Conversely, we may also not be aware of long-term benefits of therapy. The most recent study from Ruggenenti et al. found that the glomerular changes of MN, detected on initial biopsy, regressed alongside clinical improvement in seven patients who achieved complete remission on rituximab therapy and consented for repeat biopsy (30). There were no controls in this study (such as subjects with refractory disease or subjects who achieved spontaneous remission without therapy), but the authors speculate that rituximab may have led to this morphologic improvement by removing the kidney's exposure to pathogenic antibodies, akin to a well known experiment in which kidneys from rats with Heymann nephritis, when transplanted into nondiseased animals, saw resolution of subepithelial deposits with remission of proteinuria (49).

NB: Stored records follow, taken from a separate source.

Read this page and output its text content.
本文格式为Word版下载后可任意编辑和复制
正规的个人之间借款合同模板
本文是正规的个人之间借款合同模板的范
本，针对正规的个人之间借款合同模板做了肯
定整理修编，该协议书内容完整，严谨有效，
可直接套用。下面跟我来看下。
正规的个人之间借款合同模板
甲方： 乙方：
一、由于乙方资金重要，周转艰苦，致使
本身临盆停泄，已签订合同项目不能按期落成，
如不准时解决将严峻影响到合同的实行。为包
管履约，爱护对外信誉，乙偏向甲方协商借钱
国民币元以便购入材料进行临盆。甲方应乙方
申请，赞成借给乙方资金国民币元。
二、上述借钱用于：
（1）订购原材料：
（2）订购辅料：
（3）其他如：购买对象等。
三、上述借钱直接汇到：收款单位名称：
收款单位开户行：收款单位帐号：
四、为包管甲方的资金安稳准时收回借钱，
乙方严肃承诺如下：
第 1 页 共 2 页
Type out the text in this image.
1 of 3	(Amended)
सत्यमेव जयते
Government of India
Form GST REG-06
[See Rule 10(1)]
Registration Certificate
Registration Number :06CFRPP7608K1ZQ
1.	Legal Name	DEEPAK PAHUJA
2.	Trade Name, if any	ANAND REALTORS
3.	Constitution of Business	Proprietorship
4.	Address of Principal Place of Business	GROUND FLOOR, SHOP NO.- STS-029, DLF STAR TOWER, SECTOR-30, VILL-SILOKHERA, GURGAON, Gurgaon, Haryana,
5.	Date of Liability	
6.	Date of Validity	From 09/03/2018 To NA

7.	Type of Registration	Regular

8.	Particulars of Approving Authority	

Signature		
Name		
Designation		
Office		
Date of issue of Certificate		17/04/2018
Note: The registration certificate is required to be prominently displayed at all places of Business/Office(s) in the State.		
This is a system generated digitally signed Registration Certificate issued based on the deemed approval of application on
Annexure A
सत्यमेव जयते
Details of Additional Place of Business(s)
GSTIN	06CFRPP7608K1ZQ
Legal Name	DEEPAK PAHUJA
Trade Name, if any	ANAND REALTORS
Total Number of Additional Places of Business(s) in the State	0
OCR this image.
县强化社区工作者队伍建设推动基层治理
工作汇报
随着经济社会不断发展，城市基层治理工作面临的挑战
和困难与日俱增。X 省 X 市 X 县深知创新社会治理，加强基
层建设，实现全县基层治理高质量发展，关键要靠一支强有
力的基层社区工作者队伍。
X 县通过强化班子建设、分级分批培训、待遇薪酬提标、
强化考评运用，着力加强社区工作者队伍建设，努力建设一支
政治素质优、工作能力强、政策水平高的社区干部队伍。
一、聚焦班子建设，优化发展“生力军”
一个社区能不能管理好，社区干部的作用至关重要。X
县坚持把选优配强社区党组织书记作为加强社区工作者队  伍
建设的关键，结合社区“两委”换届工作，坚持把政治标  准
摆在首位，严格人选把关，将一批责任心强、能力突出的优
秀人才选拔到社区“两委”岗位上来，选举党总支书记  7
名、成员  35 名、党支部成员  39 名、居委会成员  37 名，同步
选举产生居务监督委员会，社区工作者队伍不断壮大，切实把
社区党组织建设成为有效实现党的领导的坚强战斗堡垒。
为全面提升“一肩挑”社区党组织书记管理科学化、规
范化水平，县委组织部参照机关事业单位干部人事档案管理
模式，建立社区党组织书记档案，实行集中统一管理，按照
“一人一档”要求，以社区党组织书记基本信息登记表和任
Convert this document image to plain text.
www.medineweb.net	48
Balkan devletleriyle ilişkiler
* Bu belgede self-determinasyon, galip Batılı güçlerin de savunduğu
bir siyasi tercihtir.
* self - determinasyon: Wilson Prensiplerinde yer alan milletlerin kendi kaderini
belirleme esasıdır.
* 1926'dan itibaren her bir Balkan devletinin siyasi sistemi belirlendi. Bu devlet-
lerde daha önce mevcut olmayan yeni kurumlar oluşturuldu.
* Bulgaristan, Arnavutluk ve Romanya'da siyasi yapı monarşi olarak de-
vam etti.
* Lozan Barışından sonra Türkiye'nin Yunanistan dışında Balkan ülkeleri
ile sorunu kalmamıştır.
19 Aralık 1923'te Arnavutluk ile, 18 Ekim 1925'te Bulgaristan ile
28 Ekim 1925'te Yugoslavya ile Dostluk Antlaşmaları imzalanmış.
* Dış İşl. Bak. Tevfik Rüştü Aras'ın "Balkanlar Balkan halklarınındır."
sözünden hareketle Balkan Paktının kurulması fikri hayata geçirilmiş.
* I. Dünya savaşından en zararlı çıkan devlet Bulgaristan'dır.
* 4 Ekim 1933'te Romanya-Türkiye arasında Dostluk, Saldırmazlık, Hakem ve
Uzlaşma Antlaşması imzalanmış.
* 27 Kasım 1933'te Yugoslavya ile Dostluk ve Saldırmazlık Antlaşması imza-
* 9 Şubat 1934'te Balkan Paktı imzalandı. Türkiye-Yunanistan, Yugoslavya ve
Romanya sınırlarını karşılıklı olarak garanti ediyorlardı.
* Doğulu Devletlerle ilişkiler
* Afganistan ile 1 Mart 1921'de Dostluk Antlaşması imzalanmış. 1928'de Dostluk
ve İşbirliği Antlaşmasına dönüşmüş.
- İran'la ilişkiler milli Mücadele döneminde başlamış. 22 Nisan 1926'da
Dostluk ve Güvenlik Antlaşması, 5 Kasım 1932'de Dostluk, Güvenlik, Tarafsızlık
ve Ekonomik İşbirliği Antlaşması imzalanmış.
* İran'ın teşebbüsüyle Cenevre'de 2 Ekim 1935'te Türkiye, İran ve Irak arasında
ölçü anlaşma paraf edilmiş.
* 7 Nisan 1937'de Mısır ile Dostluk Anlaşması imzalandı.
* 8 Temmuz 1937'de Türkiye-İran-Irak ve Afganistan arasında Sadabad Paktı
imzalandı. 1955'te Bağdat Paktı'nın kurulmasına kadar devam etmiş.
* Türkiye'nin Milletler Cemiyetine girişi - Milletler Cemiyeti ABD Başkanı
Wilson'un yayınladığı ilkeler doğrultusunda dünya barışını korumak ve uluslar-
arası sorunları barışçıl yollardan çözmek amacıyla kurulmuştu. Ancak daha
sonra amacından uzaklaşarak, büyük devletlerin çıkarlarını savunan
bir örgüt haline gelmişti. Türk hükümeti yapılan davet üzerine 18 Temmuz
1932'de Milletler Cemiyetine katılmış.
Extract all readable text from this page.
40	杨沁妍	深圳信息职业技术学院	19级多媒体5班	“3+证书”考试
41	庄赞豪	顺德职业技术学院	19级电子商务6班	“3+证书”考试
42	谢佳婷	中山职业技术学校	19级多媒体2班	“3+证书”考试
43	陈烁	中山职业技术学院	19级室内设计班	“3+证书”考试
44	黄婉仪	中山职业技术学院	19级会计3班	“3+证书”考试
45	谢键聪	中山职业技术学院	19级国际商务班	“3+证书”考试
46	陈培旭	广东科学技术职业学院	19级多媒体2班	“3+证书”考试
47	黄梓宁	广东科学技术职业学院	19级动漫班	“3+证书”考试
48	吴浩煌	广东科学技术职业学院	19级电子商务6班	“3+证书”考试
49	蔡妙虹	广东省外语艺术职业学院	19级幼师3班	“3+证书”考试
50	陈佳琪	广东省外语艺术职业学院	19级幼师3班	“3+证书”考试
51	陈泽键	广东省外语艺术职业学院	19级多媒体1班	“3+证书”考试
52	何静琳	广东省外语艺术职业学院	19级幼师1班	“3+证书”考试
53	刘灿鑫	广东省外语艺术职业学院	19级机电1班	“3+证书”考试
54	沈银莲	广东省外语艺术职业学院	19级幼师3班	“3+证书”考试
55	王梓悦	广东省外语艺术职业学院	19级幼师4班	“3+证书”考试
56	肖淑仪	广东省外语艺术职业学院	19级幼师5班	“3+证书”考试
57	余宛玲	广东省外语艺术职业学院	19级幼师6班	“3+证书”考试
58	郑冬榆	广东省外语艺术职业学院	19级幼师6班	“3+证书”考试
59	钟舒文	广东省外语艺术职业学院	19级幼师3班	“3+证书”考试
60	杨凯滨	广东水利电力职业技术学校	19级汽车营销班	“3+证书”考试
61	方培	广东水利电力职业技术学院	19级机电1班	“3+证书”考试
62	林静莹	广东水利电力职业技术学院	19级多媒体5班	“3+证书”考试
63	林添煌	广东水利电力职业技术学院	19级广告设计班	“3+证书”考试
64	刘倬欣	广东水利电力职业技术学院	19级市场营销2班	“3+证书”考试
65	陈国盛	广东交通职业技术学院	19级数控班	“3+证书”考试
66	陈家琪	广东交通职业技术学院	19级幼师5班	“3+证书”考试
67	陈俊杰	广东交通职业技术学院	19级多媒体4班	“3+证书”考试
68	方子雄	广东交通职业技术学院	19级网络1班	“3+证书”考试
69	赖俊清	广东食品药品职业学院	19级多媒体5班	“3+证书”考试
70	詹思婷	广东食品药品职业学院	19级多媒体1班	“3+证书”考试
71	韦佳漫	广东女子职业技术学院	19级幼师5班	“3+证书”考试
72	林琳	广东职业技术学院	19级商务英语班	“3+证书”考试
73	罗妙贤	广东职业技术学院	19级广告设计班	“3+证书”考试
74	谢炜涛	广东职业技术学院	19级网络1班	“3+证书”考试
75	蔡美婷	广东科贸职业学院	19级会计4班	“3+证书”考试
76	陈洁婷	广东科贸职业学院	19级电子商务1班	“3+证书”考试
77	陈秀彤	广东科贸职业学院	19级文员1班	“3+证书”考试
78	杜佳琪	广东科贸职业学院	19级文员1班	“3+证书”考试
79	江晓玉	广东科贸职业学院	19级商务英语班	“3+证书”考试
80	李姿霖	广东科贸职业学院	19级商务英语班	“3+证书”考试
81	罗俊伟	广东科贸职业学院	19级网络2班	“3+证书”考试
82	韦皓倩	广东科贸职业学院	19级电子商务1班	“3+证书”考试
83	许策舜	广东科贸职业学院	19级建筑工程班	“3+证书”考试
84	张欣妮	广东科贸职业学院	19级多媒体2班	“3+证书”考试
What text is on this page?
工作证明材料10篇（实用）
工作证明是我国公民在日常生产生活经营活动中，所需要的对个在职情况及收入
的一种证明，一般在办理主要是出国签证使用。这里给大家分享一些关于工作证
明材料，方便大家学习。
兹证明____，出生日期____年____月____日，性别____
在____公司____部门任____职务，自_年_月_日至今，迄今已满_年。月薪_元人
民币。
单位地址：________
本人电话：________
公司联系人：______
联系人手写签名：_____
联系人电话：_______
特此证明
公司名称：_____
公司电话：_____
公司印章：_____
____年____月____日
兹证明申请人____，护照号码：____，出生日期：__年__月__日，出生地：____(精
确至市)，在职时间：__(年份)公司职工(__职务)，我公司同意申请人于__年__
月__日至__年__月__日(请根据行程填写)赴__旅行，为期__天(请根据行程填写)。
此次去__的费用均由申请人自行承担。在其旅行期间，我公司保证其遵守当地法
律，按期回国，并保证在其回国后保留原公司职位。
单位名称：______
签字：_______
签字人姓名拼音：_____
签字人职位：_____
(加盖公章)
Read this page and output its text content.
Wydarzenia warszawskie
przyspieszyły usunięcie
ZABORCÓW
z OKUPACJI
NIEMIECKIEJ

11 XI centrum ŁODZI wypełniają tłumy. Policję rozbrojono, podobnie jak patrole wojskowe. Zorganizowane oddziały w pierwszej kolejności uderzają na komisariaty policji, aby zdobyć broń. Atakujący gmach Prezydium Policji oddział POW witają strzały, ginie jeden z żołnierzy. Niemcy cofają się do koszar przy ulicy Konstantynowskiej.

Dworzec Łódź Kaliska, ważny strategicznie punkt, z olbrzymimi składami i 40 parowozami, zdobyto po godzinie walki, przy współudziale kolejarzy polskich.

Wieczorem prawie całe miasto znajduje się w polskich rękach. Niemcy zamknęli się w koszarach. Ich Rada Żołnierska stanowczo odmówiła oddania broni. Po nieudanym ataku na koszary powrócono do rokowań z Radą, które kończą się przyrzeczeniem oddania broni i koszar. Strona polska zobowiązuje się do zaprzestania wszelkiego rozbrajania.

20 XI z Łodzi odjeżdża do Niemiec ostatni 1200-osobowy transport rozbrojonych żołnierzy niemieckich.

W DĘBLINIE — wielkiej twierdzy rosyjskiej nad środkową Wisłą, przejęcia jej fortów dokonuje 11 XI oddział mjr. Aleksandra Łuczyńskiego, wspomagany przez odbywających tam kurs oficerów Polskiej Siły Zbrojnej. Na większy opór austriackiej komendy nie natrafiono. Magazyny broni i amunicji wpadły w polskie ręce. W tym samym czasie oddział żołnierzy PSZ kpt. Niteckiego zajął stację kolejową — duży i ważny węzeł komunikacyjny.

If this is indeed true, then achievement of partial remission with rituximab (i.e., the third of patients who remain proteinuric with stable renal function) may prove beneficial, in the long term, over partial remission with other, nonspecific therapies.
Rituximab may prove to be a viable treatment option for MN, although the current data do not support using this drug in nonresearch settings. This systematic review of the rapidly growing literature not only shows the excitement about its potential uses in MN but also highlights the need for future, well designed, prospective research on how, when, and why the drug should be used.